Un nuevo día me llevó al Palazzo Medici Riccardi, descubrí dos joyas: la pequeña y bellísima Capilla de los Magos, como una Capilla Sixtina en miniatura, y la espectacular Sala de los Espejos, que parece multiplicar la luz y la historia en cada rincón.

Pero, ¿quién es el protagonista absoluto de Florencia? Sin duda, el David de Michelangelo. Intenté verlo por la mañana en la Galleria dell’Accademia, pero las entradas estaban agotadas. No me rendí: cuando hablé con el personal del museo en italiano, dejaron de tratarme como a una turista y me mostraron cómo conseguir la entrada. Más tarde regresé y finalmente lo tuve delante de mí. Majestuoso, perfecto, casi irreal. No hay foto que pueda transmitir lo que se siente al mirarlo cara a cara.

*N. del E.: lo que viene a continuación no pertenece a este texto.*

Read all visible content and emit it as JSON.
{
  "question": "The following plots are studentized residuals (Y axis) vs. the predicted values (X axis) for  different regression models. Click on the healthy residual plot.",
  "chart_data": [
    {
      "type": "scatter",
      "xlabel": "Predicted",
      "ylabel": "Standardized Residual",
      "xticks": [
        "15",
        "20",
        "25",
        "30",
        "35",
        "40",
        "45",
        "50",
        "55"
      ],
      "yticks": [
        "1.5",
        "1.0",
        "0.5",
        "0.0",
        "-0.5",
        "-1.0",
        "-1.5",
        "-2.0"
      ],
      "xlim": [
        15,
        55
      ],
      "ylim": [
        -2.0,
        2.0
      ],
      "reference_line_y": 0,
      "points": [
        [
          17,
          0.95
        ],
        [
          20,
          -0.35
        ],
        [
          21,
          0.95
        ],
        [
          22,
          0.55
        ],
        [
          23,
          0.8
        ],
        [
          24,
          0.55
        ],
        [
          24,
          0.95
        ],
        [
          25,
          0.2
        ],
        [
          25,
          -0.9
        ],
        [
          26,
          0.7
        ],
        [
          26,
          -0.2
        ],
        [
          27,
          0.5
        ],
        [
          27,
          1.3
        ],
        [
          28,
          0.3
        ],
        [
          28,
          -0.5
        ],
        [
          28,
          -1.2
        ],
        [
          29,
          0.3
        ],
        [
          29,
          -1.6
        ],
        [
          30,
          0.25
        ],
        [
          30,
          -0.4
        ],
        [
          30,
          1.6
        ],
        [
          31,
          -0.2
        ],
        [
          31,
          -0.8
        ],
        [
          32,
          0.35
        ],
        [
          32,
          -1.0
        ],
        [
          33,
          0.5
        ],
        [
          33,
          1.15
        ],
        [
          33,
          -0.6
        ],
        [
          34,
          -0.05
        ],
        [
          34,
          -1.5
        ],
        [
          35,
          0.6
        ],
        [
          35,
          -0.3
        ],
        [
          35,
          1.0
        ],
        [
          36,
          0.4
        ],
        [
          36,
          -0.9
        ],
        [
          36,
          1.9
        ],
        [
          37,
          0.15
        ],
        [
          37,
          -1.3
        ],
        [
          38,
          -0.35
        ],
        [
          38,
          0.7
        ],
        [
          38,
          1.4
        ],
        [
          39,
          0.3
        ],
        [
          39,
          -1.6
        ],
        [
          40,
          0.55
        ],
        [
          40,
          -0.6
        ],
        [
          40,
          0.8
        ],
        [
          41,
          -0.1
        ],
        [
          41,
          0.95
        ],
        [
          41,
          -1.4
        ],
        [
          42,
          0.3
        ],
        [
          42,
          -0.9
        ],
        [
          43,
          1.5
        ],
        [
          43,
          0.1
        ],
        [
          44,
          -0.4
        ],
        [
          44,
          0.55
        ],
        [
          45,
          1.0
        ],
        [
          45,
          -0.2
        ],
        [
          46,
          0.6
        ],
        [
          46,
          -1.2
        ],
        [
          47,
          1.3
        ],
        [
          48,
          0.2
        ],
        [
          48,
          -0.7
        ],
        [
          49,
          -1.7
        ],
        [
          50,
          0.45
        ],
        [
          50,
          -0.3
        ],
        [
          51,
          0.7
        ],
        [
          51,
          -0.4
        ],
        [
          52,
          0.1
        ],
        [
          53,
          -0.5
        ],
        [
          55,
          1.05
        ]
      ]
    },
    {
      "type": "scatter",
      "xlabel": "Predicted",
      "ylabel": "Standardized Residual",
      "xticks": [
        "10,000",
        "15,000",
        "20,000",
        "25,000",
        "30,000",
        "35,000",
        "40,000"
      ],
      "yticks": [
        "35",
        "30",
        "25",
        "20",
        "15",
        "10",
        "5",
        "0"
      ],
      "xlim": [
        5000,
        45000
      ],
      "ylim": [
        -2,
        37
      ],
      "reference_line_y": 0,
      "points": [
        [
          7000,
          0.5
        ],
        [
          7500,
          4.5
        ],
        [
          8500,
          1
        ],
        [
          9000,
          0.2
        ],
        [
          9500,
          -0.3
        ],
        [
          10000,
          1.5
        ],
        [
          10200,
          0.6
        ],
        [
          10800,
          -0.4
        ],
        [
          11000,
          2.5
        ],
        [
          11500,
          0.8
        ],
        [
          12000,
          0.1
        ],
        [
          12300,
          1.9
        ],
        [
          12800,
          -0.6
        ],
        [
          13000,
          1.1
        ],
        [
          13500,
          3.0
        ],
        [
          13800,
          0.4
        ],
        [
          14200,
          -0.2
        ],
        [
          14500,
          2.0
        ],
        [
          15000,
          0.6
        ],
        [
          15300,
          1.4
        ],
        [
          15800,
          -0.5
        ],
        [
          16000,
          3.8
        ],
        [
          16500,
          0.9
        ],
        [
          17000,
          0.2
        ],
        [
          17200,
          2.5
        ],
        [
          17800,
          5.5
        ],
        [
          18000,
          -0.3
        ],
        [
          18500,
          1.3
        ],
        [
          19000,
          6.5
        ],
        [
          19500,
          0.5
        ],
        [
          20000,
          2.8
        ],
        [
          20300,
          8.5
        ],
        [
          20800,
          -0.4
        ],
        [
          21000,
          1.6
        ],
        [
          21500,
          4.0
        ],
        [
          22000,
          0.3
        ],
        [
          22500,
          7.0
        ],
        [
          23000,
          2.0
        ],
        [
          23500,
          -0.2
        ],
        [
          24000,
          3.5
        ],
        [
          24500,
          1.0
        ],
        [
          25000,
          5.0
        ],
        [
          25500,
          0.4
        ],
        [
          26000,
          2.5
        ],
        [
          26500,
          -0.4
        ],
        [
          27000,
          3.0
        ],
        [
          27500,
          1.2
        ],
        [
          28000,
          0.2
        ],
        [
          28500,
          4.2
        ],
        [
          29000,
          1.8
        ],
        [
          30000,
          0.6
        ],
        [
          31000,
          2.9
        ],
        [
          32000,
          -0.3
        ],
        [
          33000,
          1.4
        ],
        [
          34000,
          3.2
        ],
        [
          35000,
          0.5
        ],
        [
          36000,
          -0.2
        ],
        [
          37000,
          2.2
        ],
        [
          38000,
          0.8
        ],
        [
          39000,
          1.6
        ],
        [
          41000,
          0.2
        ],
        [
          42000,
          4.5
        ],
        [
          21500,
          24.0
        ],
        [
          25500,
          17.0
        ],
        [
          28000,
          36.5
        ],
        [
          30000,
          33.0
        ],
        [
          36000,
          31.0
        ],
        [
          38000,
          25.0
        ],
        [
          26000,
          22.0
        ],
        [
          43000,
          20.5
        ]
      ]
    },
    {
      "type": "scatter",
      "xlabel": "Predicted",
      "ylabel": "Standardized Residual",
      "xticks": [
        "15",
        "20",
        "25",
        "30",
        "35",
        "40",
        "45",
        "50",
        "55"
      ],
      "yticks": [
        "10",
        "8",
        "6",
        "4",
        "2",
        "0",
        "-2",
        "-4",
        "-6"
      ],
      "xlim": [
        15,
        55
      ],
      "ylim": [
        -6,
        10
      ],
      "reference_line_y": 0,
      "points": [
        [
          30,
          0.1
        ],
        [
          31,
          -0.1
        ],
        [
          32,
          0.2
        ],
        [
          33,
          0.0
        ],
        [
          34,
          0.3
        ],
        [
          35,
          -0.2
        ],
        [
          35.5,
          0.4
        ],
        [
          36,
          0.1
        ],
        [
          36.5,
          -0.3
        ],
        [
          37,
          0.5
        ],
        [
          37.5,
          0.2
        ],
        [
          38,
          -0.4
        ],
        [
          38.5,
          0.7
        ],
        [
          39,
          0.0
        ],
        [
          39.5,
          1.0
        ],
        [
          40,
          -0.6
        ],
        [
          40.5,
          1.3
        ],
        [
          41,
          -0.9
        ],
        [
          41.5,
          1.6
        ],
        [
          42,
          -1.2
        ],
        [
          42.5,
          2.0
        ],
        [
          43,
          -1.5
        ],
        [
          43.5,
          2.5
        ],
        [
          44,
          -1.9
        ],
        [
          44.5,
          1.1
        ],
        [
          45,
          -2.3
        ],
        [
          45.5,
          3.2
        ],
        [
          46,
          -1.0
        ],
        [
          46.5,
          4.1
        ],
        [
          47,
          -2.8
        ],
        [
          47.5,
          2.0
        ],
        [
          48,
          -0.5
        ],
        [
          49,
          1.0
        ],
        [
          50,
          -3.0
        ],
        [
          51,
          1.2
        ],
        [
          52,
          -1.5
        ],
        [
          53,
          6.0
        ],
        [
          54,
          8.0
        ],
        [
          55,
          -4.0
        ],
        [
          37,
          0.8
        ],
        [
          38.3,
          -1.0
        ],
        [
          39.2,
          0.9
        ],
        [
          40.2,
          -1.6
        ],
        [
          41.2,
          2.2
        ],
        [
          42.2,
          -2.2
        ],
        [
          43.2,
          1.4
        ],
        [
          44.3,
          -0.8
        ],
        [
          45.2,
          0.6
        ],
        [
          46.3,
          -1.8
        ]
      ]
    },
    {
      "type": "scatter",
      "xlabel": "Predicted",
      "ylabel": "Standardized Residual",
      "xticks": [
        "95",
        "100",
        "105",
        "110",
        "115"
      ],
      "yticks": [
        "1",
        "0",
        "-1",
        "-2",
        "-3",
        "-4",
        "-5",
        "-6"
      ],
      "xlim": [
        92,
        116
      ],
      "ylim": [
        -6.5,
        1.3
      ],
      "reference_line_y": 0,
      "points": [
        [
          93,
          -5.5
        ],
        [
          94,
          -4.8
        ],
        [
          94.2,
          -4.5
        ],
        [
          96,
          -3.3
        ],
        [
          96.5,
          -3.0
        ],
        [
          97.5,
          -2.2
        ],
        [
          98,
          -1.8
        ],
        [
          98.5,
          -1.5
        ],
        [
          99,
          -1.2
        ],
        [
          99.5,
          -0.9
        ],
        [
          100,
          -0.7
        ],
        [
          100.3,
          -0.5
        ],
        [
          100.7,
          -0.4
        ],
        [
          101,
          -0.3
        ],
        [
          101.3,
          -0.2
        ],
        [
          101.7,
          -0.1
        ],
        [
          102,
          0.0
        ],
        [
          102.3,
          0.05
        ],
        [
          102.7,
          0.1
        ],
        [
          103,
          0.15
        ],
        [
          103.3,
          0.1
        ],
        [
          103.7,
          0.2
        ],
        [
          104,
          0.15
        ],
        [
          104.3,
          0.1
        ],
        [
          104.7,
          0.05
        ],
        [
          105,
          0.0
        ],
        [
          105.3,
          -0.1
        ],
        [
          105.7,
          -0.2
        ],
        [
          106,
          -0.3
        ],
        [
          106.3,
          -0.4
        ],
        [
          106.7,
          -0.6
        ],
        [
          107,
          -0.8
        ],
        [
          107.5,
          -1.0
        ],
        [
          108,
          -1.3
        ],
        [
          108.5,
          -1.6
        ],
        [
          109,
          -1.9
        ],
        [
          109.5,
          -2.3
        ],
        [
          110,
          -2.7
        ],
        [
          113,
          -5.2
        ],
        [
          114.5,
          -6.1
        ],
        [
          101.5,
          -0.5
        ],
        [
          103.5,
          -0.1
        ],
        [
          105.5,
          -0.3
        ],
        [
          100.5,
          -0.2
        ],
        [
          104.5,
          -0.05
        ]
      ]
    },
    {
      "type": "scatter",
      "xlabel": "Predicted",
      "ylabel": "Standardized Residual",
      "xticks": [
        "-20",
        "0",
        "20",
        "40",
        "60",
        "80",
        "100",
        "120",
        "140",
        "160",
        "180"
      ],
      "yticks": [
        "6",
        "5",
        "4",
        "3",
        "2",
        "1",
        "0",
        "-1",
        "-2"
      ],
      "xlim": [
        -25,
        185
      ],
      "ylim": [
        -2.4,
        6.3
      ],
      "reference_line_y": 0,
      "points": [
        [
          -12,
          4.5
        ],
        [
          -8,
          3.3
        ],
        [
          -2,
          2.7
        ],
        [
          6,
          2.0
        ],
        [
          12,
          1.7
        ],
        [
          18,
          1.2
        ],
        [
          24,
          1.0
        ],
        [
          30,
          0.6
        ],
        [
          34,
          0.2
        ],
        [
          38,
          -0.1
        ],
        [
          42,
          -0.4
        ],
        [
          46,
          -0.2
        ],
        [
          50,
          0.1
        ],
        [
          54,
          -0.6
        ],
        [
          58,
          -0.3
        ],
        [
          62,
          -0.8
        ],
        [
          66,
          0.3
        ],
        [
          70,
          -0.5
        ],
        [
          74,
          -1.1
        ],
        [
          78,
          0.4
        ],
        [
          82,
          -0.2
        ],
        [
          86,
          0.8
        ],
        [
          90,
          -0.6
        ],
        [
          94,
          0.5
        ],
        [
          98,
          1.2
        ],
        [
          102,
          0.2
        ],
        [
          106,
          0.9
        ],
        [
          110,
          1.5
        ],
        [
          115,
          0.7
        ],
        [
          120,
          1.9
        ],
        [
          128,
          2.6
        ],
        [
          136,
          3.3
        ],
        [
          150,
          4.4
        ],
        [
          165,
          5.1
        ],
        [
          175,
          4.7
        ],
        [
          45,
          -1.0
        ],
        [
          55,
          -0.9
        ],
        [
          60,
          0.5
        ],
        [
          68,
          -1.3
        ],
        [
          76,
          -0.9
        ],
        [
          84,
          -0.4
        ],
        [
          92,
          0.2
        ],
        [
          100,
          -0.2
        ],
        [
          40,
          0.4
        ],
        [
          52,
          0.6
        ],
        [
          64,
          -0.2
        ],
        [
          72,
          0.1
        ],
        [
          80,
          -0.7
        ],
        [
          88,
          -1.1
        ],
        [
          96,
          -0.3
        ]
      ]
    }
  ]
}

En Todo Modo conocí a Lorena y a Maria Elena, una mexicana y una florentina que compartieron conmigo no solo una tarde, sino también mi última noche en la ciudad. Cenamos juntas en un pequeño local vegano que encontramos cerca de la librería —¡todo un hallazgo en Florencia!— y después dimos un paseo hasta Santa Croce, poniendo la guinda perfecta a mi visita a esta ciudad. ¡Gracias, chicas!

Nota literaria

En este paseo literario por Florencia no podía faltar un clásico menos monumental y más cotidiano: Las muchachas de San Frediano, de Vasco Pratolini. Una novela que retrata la vida de un barrio popular en la Florencia de posguerra, con sus amores, enredos y personajes llenos de vida. Frente a los genios que hicieron de la ciudad una capital del arte, Pratolini nos recuerda que Florencia también está hecha de historias pequeñas, de vecinos, de plazas y de vidas que laten entre sus calles.